Appellants contend the evidence presented to the district court does not mandate the forfeiture of the $84,000 seized from Holmes and Reyes as the language of the forfeiture statute (21 U.S.C. § 881) does not encompass the situation involved herein.11 The claimants argue that at the time of the seizure of the currency any intent on their part to use the currency to purchase controlled substances had passed and the monies were not properly subject to the forfeiture statute. The district court found that the signed statements of the claimants expressly stated the illegal purpose for which the cash was going to be used and thus the cash was properly subject to forfeiture.
The government’s burden was only to show probable cause for the forfeiture proceedings, and it surely did so. The burden then shifted to Reyes and Holmes as claimants to show by a preponderance of the evidence that the property was not subject to forfeiture. United States v. Fleming, 677 F.2d 602 (7th Cir.1982). Reyes and Holmes had to offer proof that the currency was not “furnished or intended to be furnished ... in exchange for a controlled substance.” 21 U.S.C. § 881(a)(6). As the statements given to Special Agent Salvemini were properly determined by the trial court to be admissible, no question exists that the $84,000 in currency was intended to be furnished by Reyes and Holmes in exchange for controlled substances in violation of sub-chapter 1 of Chapter 13 of the United States Code Title XXI. That being the case, there is no question that 21 U.S.C. § 881(a)(6) mandates forfeiture of the currency to the United States.
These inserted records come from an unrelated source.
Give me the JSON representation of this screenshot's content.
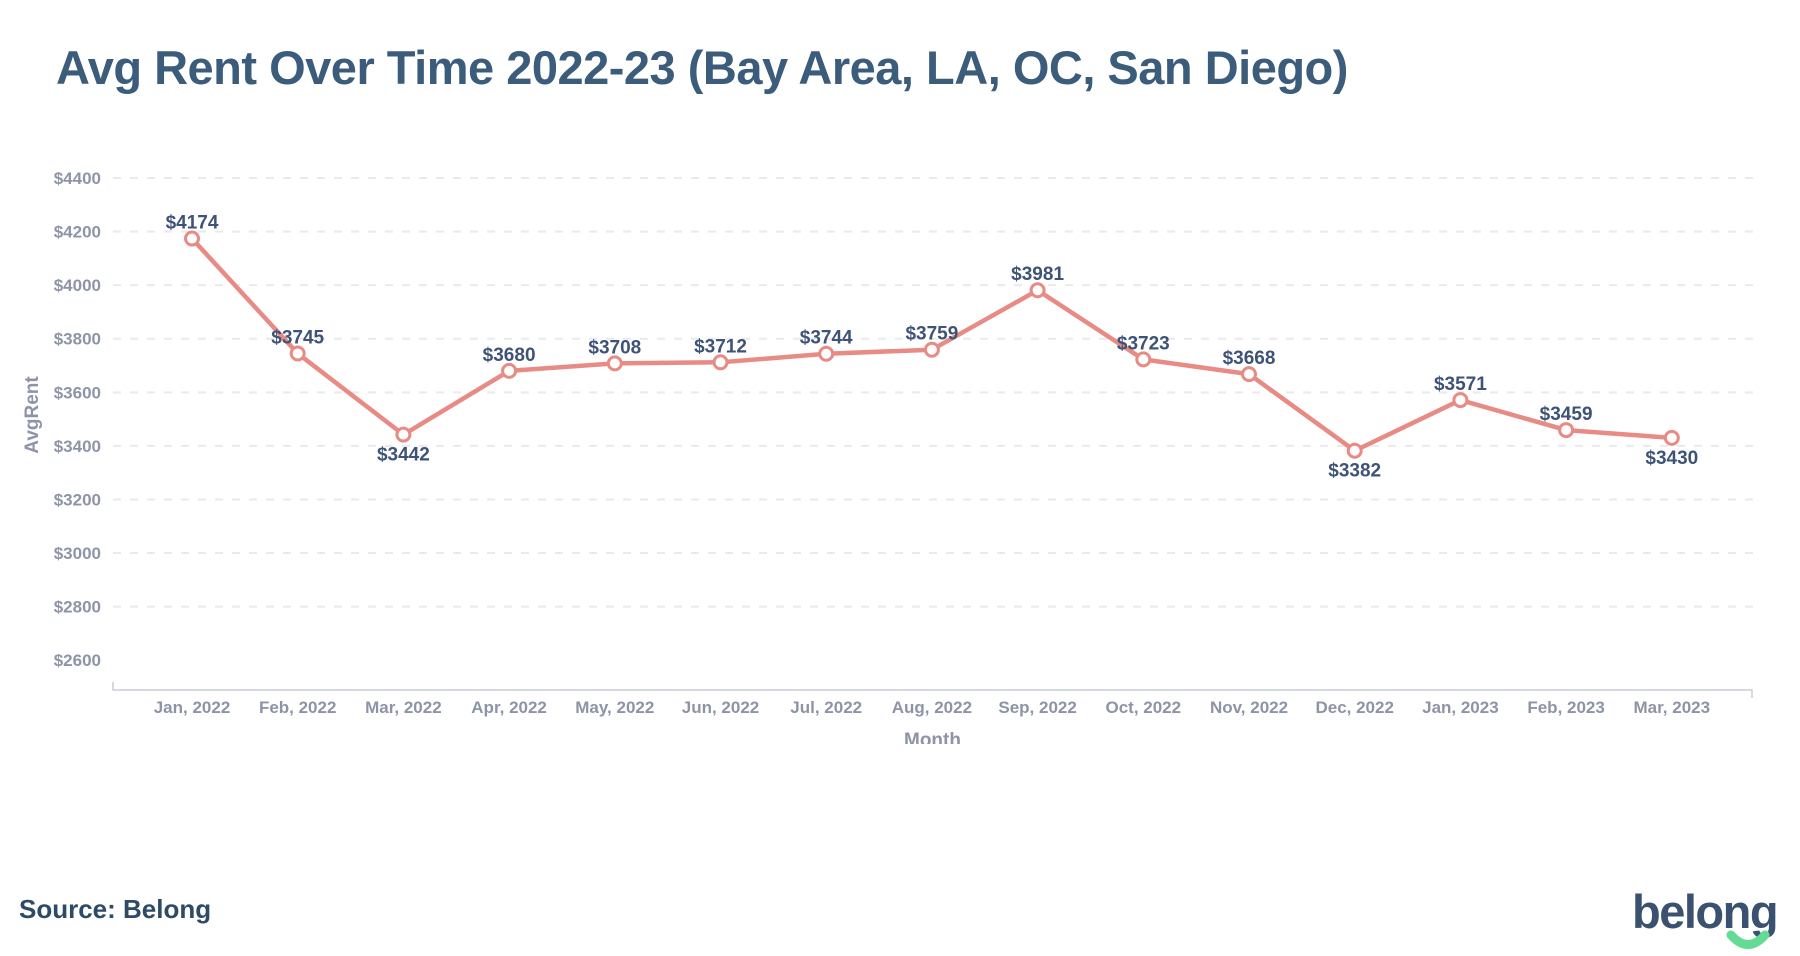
{
  "title": "Avg Rent Over Time 2022-23 (Bay Area, LA, OC, San Diego)",
  "source": "Source: Belong",
  "brand": {
    "logo_text": "belong"
  },
  "chart_data": {
    "type": "line",
    "title": "Avg Rent Over Time 2022-23 (Bay Area, LA, OC, San Diego)",
    "xlabel": "Month",
    "ylabel": "AvgRent",
    "x": [
      "Jan, 2022",
      "Feb, 2022",
      "Mar, 2022",
      "Apr, 2022",
      "May, 2022",
      "Jun, 2022",
      "Jul, 2022",
      "Aug, 2022",
      "Sep, 2022",
      "Oct, 2022",
      "Nov, 2022",
      "Dec, 2022",
      "Jan, 2023",
      "Feb, 2023",
      "Mar, 2023"
    ],
    "series": [
      {
        "name": "AvgRent",
        "values": [
          4174,
          3745,
          3442,
          3680,
          3708,
          3712,
          3744,
          3759,
          3981,
          3723,
          3668,
          3382,
          3571,
          3459,
          3430
        ]
      }
    ],
    "point_labels": [
      "$4174",
      "$3745",
      "$3442",
      "$3680",
      "$3708",
      "$3712",
      "$3744",
      "$3759",
      "$3981",
      "$3723",
      "$3668",
      "$3382",
      "$3571",
      "$3459",
      "$3430"
    ],
    "y_ticks": [
      "$4400",
      "$4200",
      "$4000",
      "$3800",
      "$3600",
      "$3400",
      "$3200",
      "$3000",
      "$2800",
      "$2600"
    ],
    "ylim": [
      2500,
      4500
    ],
    "grid": "dashed horizontal gridlines at $2800 through $4400",
    "legend": "none",
    "colors": {
      "line": "#E88B85",
      "marker_fill": "#FFFFFF",
      "point_label": "#3E5377",
      "tick_label": "#8D94A7",
      "title": "#3B5C7B",
      "grid": "#E9E9EF",
      "axis": "#C9CDD6",
      "source_text": "#2D4A67",
      "logo_navy": "#3A526F",
      "logo_green": "#63DB95"
    }
  }
}
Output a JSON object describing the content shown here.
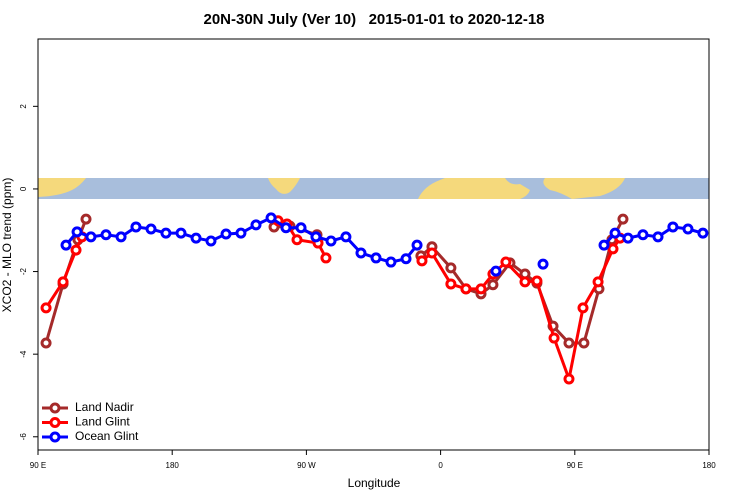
{
  "chart_data": {
    "type": "line",
    "title": "20N-30N July (Ver 10)   2015-01-01 to 2020-12-18",
    "xlabel": "Longitude",
    "ylabel": "XCO2 - MLO trend (ppm)",
    "xlim": [
      90,
      540
    ],
    "ylim": [
      -6.32,
      3.63
    ],
    "xticks": [
      {
        "value": 90,
        "label": "90 E"
      },
      180,
      {
        "value": 270,
        "label": "90 W"
      },
      {
        "value": 360,
        "label": "0"
      },
      {
        "value": 450,
        "label": "90 E"
      },
      {
        "value": 540,
        "label": "180"
      }
    ],
    "yticks": [
      -6,
      -4,
      -2,
      0,
      2
    ],
    "legend": "bottom-left",
    "series": [
      {
        "name": "Land Nadir",
        "color": "#a52a2a",
        "x": [
          95.4,
          106.8,
          116.8,
          122.2,
          null,
          248.3,
          259.0,
          277.1,
          null,
          346.8,
          354.2,
          366.9,
          377.0,
          387.1,
          395.1,
          406.5,
          416.6,
          424.6,
          435.4,
          446.1,
          456.1,
          466.2,
          474.9,
          482.3
        ],
        "values": [
          -3.73,
          -2.3,
          -1.23,
          -0.73,
          null,
          -0.92,
          -0.9,
          -1.11,
          null,
          -1.62,
          -1.4,
          -1.91,
          -2.42,
          -2.54,
          -2.32,
          -1.79,
          -2.06,
          -2.28,
          -3.32,
          -3.73,
          -3.73,
          -2.42,
          -1.23,
          -0.73
        ]
      },
      {
        "name": "Land Glint",
        "color": "#ff0000",
        "x": [
          95.4,
          106.8,
          115.5,
          119.5,
          null,
          251.0,
          257.0,
          263.7,
          277.8,
          283.1,
          null,
          347.5,
          354.2,
          366.9,
          377.0,
          387.1,
          395.1,
          403.8,
          416.6,
          424.6,
          436.1,
          446.1,
          455.5,
          465.6,
          475.6,
          480.3
        ],
        "values": [
          -2.88,
          -2.25,
          -1.48,
          -1.16,
          null,
          -0.77,
          -0.85,
          -1.23,
          -1.31,
          -1.67,
          null,
          -1.74,
          -1.55,
          -2.3,
          -2.42,
          -2.42,
          -2.06,
          -1.77,
          -2.25,
          -2.23,
          -3.61,
          -4.6,
          -2.88,
          -2.25,
          -1.45,
          -1.19
        ]
      },
      {
        "name": "Ocean Glint",
        "color": "#0000ff",
        "x": [
          108.8,
          116.2,
          125.5,
          135.6,
          145.7,
          155.7,
          165.8,
          175.8,
          185.9,
          196.0,
          206.0,
          216.1,
          226.1,
          236.2,
          246.3,
          256.3,
          266.4,
          276.4,
          286.5,
          296.5,
          306.6,
          316.7,
          326.7,
          336.8,
          344.2,
          null,
          397.1,
          null,
          428.7,
          null,
          469.6,
          477.0,
          485.7,
          495.7,
          505.8,
          515.8,
          525.9,
          535.9
        ],
        "values": [
          -1.36,
          -1.04,
          -1.16,
          -1.11,
          -1.16,
          -0.92,
          -0.97,
          -1.07,
          -1.07,
          -1.19,
          -1.26,
          -1.09,
          -1.07,
          -0.87,
          -0.7,
          -0.94,
          -0.94,
          -1.16,
          -1.26,
          -1.16,
          -1.55,
          -1.67,
          -1.77,
          -1.69,
          -1.36,
          null,
          -1.99,
          null,
          -1.82,
          null,
          -1.36,
          -1.07,
          -1.19,
          -1.11,
          -1.16,
          -0.92,
          -0.97,
          -1.07
        ]
      }
    ]
  }
}
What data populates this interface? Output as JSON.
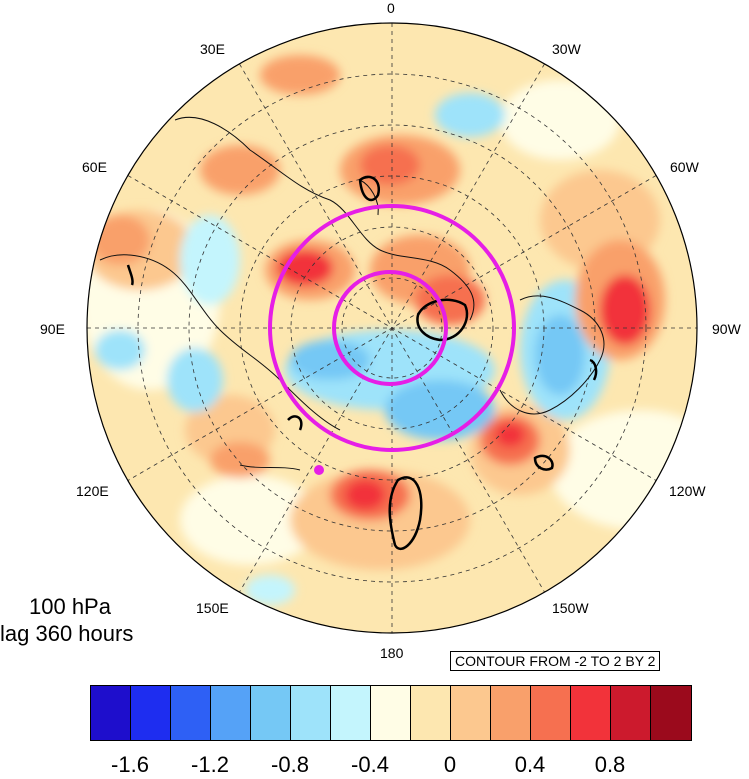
{
  "lon_labels": {
    "l0": "0",
    "l30e": "30E",
    "l30w": "30W",
    "l60e": "60E",
    "l60w": "60W",
    "l90e": "90E",
    "l90w": "90W",
    "l120e": "120E",
    "l120w": "120W",
    "l150e": "150E",
    "l150w": "150W",
    "l180": "180"
  },
  "caption": {
    "level": "100 hPa",
    "lag": "lag 360 hours"
  },
  "contour_info": "CONTOUR FROM -2 TO 2 BY 2",
  "colorbar": {
    "colors": [
      "#1e0ecc",
      "#1e2df0",
      "#2e60f5",
      "#55a2f7",
      "#75c8f5",
      "#9ee3fa",
      "#c4f5fd",
      "#fffde6",
      "#fde7b0",
      "#fcc88f",
      "#f9a06b",
      "#f67050",
      "#f2333a",
      "#cc1a2d",
      "#9b0a1c"
    ],
    "tick_labels": [
      "-1.6",
      "-1.2",
      "-0.8",
      "-0.4",
      "0",
      "0.4",
      "0.8"
    ]
  },
  "overlay": {
    "outer_circle_color": "#e61ee6",
    "inner_circle_color": "#e61ee6",
    "marker_color": "#e61ee6"
  }
}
Currency is forfeitable when it is used, or intended or attempted to be used, in violation of the federal controlled sub-[1102]*1102stances laws, although physical seizure of the currency occurs thereafter. United States v. Kemp, 690 F.2d 397, 401 (4th Cir.1982); O’Reilly v. United States, 486 F.2d 208, 210 (8th Cir.), cert. denied, 414 U.S. 996, 94 S.Ct. 546, 38 L.Ed.2d 334 (1973). In effect, the government’s interest arises at the time the object is used or generated in violation of the statute, and not at the time of the seizure or at the time of a judgment in the civil forfeiture proceeding. United States v. Stowell, 133 U.S. 1, 16, 10 S.Ct. 244, 247, 33 L.Ed. 555 (1890); Simons v. United States, 541 F.2d 1351, 1352 (9th Cir.1976). Therefore, we hold the $84,000 seized was subject to forfeiture, pursuant to 21 U.S.C. § 881(a)(6), to the United States when the claimants attempted to purchase a controlled substance in Florida, even though the seizure did not occur until the defendant arrived in Illinois and the district court did not order it forfeited to the United States until several months after its seizure. Accordingly, the district court’s decision ordering forfeiture was proper and is Affirmed.